Magalie gehörte zu den Frauen von Camaret, sie war Barfrau im »La Coquille«, einer Bar-Tabac an der Mole, und Armand Kerouags Strohwitwe. Mehrfach hatte ich sie in der Vergangenheit mit einem blauen Auge gesehen, ihre Erklärungen waren so phantasievoll wie hilflos gewesen. Nach seinem Verschwinden war sie allmählich aufgeblüht, aufgewacht aus einem Alptraum, so kam es mir vor. Sie traute sich sogar, den Job der Marketingfrau für unser Festival zu übernehmen, und hatte einen Flyer kreiert. Auf dessen Nachlieferung warteten wir allerdings seit Tagen vergeblich.

»Irgendetwas ist da schiefgegangen, ich schreibe ihr gleich.«

»Tu das. Sie soll nachdrucken und die Halbinsel mit Flyern überschwemmen.« Vor sich hin schimpfend, verschwand Sylvie wieder im Laden, während ich mich Carrick Millier zuwandte, der sein Gepäck sortierte.

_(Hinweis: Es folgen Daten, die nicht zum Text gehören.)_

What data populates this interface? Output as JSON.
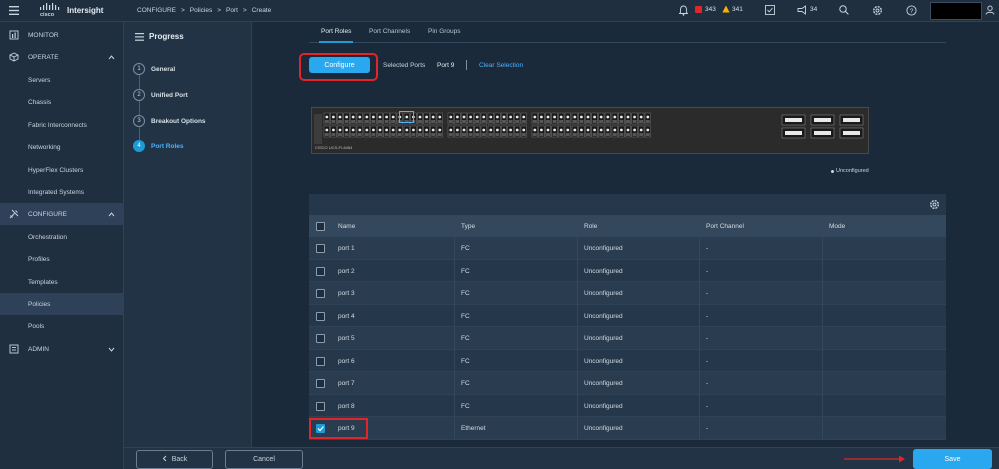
{
  "header": {
    "brand_top": "cisco",
    "brand_name": "Intersight",
    "breadcrumb": [
      "CONFIGURE",
      "Policies",
      "Port",
      "Create"
    ],
    "alerts_critical": "343",
    "alerts_warning": "341",
    "announcements": "34"
  },
  "nav": {
    "items": [
      {
        "label": "MONITOR",
        "section": true
      },
      {
        "label": "OPERATE",
        "section": true
      },
      {
        "label": "Servers"
      },
      {
        "label": "Chassis"
      },
      {
        "label": "Fabric Interconnects"
      },
      {
        "label": "Networking"
      },
      {
        "label": "HyperFlex Clusters"
      },
      {
        "label": "Integrated Systems"
      },
      {
        "label": "CONFIGURE",
        "section": true
      },
      {
        "label": "Orchestration"
      },
      {
        "label": "Profiles"
      },
      {
        "label": "Templates"
      },
      {
        "label": "Policies"
      },
      {
        "label": "Pools"
      },
      {
        "label": "ADMIN",
        "section": true
      }
    ]
  },
  "progress": {
    "title": "Progress",
    "steps": [
      {
        "num": "1",
        "label": "General"
      },
      {
        "num": "2",
        "label": "Unified Port"
      },
      {
        "num": "3",
        "label": "Breakout Options"
      },
      {
        "num": "4",
        "label": "Port Roles"
      }
    ]
  },
  "tabs": [
    "Port Roles",
    "Port Channels",
    "Pin Groups"
  ],
  "toolbar": {
    "configure_label": "Configure",
    "selected_ports_label": "Selected Ports",
    "selected_port": "Port 9",
    "clear_selection": "Clear Selection"
  },
  "switch": {
    "model_label": "CISCO UCS-FI-6454",
    "legend": "Unconfigured"
  },
  "table": {
    "columns": [
      "Name",
      "Type",
      "Role",
      "Port Channel",
      "Mode"
    ],
    "rows": [
      {
        "name": "port 1",
        "type": "FC",
        "role": "Unconfigured",
        "channel": "-",
        "mode": "",
        "checked": false
      },
      {
        "name": "port 2",
        "type": "FC",
        "role": "Unconfigured",
        "channel": "-",
        "mode": "",
        "checked": false
      },
      {
        "name": "port 3",
        "type": "FC",
        "role": "Unconfigured",
        "channel": "-",
        "mode": "",
        "checked": false
      },
      {
        "name": "port 4",
        "type": "FC",
        "role": "Unconfigured",
        "channel": "-",
        "mode": "",
        "checked": false
      },
      {
        "name": "port 5",
        "type": "FC",
        "role": "Unconfigured",
        "channel": "-",
        "mode": "",
        "checked": false
      },
      {
        "name": "port 6",
        "type": "FC",
        "role": "Unconfigured",
        "channel": "-",
        "mode": "",
        "checked": false
      },
      {
        "name": "port 7",
        "type": "FC",
        "role": "Unconfigured",
        "channel": "-",
        "mode": "",
        "checked": false
      },
      {
        "name": "port 8",
        "type": "FC",
        "role": "Unconfigured",
        "channel": "-",
        "mode": "",
        "checked": false
      },
      {
        "name": "port 9",
        "type": "Ethernet",
        "role": "Unconfigured",
        "channel": "-",
        "mode": "",
        "checked": true
      }
    ]
  },
  "footer": {
    "back_label": "Back",
    "cancel_label": "Cancel",
    "save_label": "Save"
  },
  "colors": {
    "accent": "#1e9bd7",
    "highlight": "#e0262b"
  }
}
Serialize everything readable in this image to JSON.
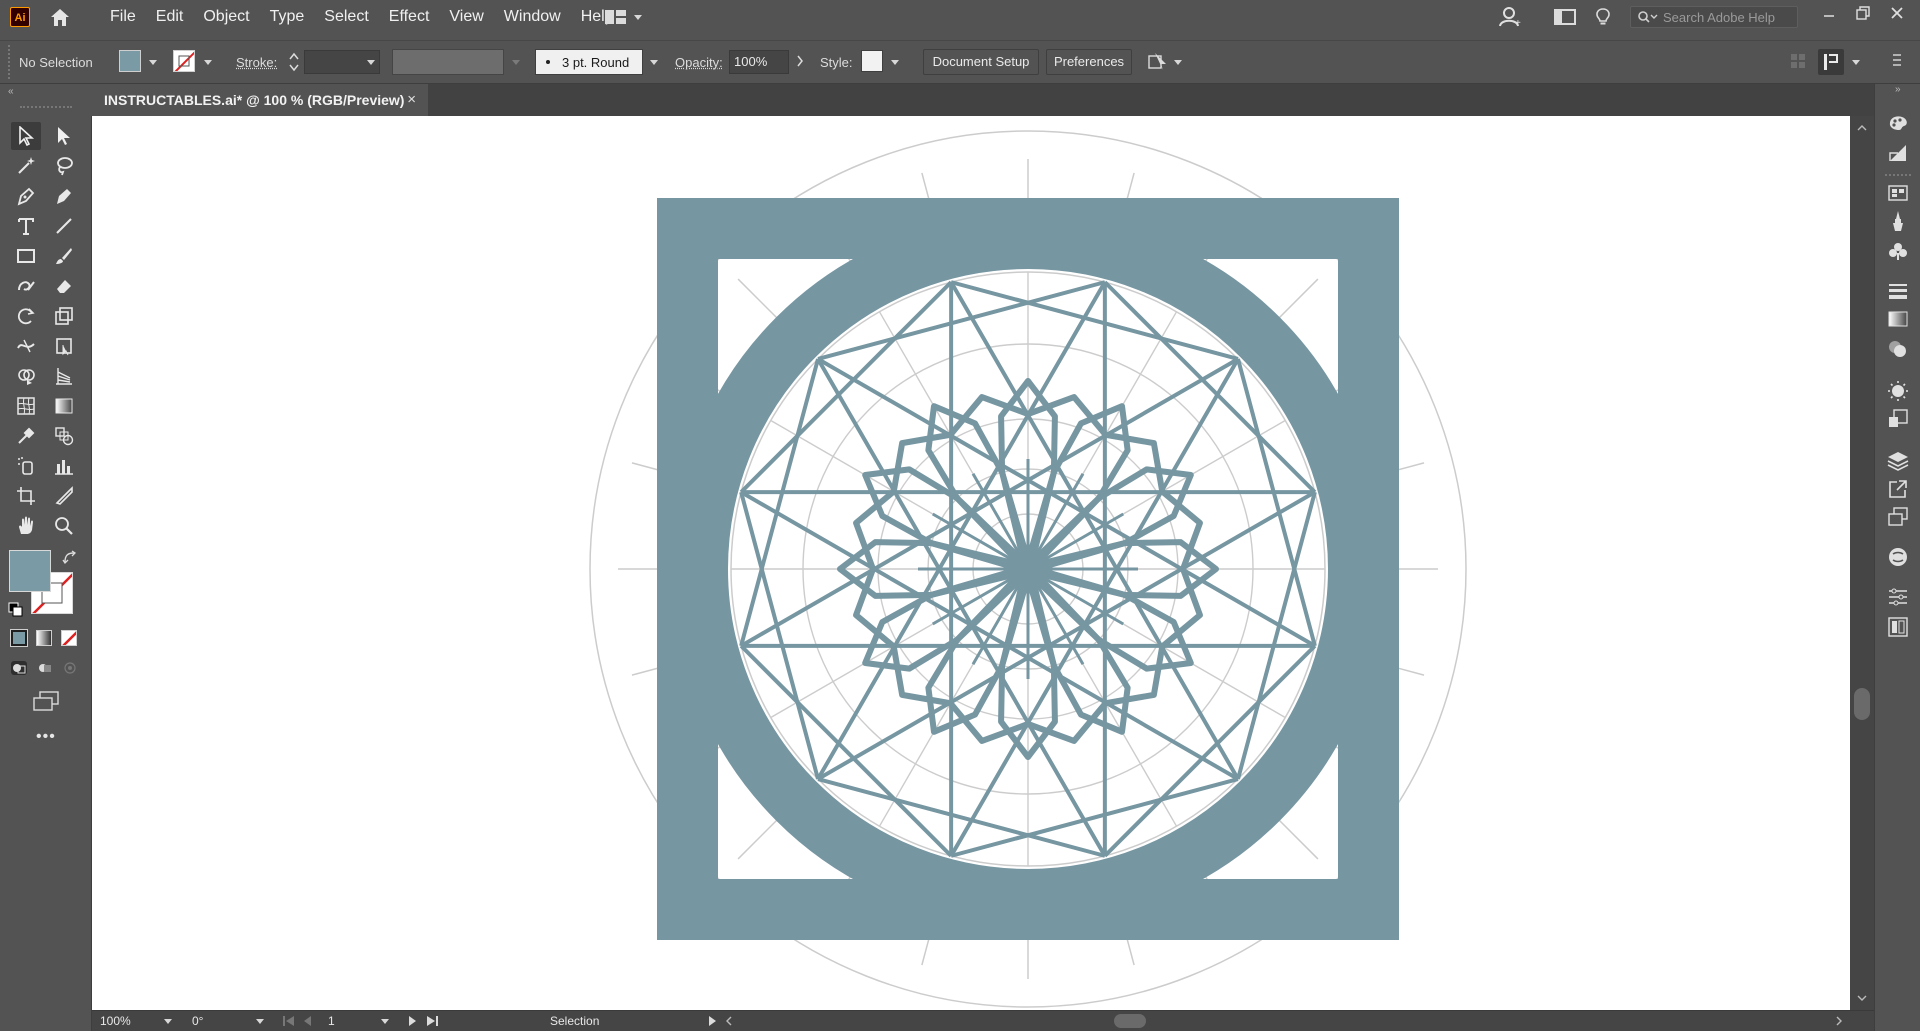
{
  "app": {
    "logo_text": "Ai"
  },
  "menu": {
    "items": [
      "File",
      "Edit",
      "Object",
      "Type",
      "Select",
      "Effect",
      "View",
      "Window",
      "Help"
    ]
  },
  "search": {
    "placeholder": "Search Adobe Help"
  },
  "control_bar": {
    "selection_status": "No Selection",
    "stroke_label": "Stroke:",
    "brush_value": "3 pt. Round",
    "opacity_label": "Opacity:",
    "opacity_value": "100%",
    "style_label": "Style:",
    "document_setup_label": "Document Setup",
    "preferences_label": "Preferences"
  },
  "document_tab": {
    "title": "INSTRUCTABLES.ai* @ 100 % (RGB/Preview)",
    "close": "×"
  },
  "status_bar": {
    "zoom": "100%",
    "rotation": "0°",
    "artboard_number": "1",
    "current_tool": "Selection"
  },
  "colors": {
    "fill": "#7a9aa5",
    "art_teal": "#7696a2",
    "guide_gray": "#cccccc",
    "ui_bg": "#535353"
  }
}
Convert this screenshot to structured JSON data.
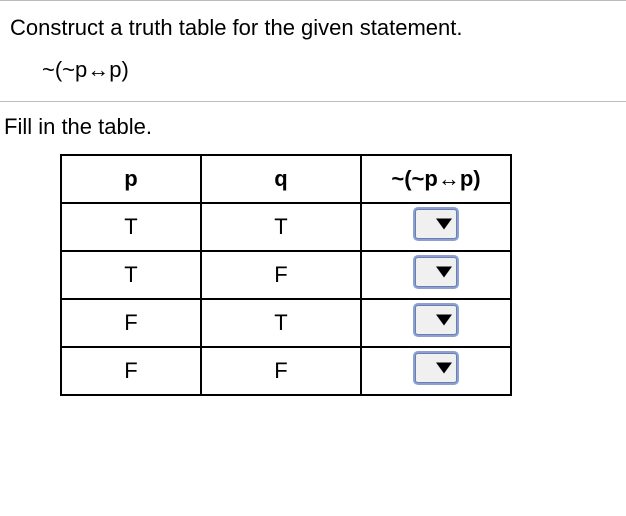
{
  "instruction": "Construct a truth table for the given statement.",
  "expression": "~(~p↔p)",
  "fillin_text": "Fill in the table.",
  "table": {
    "headers": {
      "col1": "p",
      "col2": "q",
      "col3": "~(~p↔p)"
    },
    "rows": [
      {
        "p": "T",
        "q": "T",
        "result": ""
      },
      {
        "p": "T",
        "q": "F",
        "result": ""
      },
      {
        "p": "F",
        "q": "T",
        "result": ""
      },
      {
        "p": "F",
        "q": "F",
        "result": ""
      }
    ]
  }
}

»Monsieur Millier, herzlich willkommen. Tut mir sehr leid, dass das Turquoise nicht nach Ihrem Geschmack ist. Aber Sie müssen verstehen, Camaret ist nur ein kleines Dorf, es ist Hochsaison und …«

Er unterbrach mich. »Mir egal. Ich wohne nicht in einem Zimmer neben dieser Pimperlise.«

»Meinen Sie mich?«

Eine zweite Person trat auf die Straße. Sie war zierlich, trug orangefarbene Latzhosen, ein gepunktetes Shirt und Wanderschuhe, hatte kupferrote Zöpfe und eine Zahnspange. Konnte das Elinor Fettiplace sein, unsere Expertin aus Britannien, ein literarisches Schwergewicht?

Als sie Millier erblickte, fiel sie gespielt in Ohnmacht. »Sieh, wer da steht. Ein Geist.«

»Falsch zitiert, Fettiplace.« Millier schäumte. »Madame Berger! Rufen Sie ein Taxi.«

Elinor Fettiplace stellte sich ihm in den Weg. »Pimperlise ist beleidigend, unterstellend, üble Nachrede. Ein Straftatbestand.« Sie blinzelte mir zu. »Sie sind meine Zeugin.«

Ich versuchte, die Wogen zu glätten. »Ich denke, Monsieur Millier meinte nicht Pimperlise, das Wort existiert gar nicht, sondern das französische Chanson ›Für Elise‹. Dass Sie aussehen wie Elise.«

Der Versuch war so kläglich, dass Millier selbst mich korrigierte. »Natürlich gibt es das Wort. Liederliche Lise, genau das habe ich gemeint.«

»Quatschen Sie nur weiter.« Fettiplace holte ihr Handy heraus. »Ich habe alles aufgezeichnet. Gleich kommt’s auf Instagram. Hashtag Millierbelästigt.«

Social Media war Millier egal. »Meine Zunge wird die Wut meines Herzens erzählen …«

»Sie schmeißen mit Zitaten um sich? Der Widerspenstigen Zähmung, hab ich recht?« Sie tippte auf das Display. »Da. Der Post hat bereits zehn Likes. Die verdoppeln sich sekündlich. Nur um es zu sagen, ich habe 5K Follower.«

»Fünf? Ich bin beeindruckt.« Zynismus triefte aus Milliers Stimme. »Meine handgeschriebenen Newsletter erreichen Hunderte.«

»Ich spreche von Tausenden, Sie Frosch. Und wenn Sie nicht sofort das Maul halten, poste ich, wie unerträglich versnobt Sie sich benehmen.«

Mit seinen aufgeblasenen Wangen sah Millier tatsächlich ein wenig aus wie ein Giftfrosch. Bevor er platzte, stellte ich richtig, dass ich nicht die Köchin, sondern die Chefin war.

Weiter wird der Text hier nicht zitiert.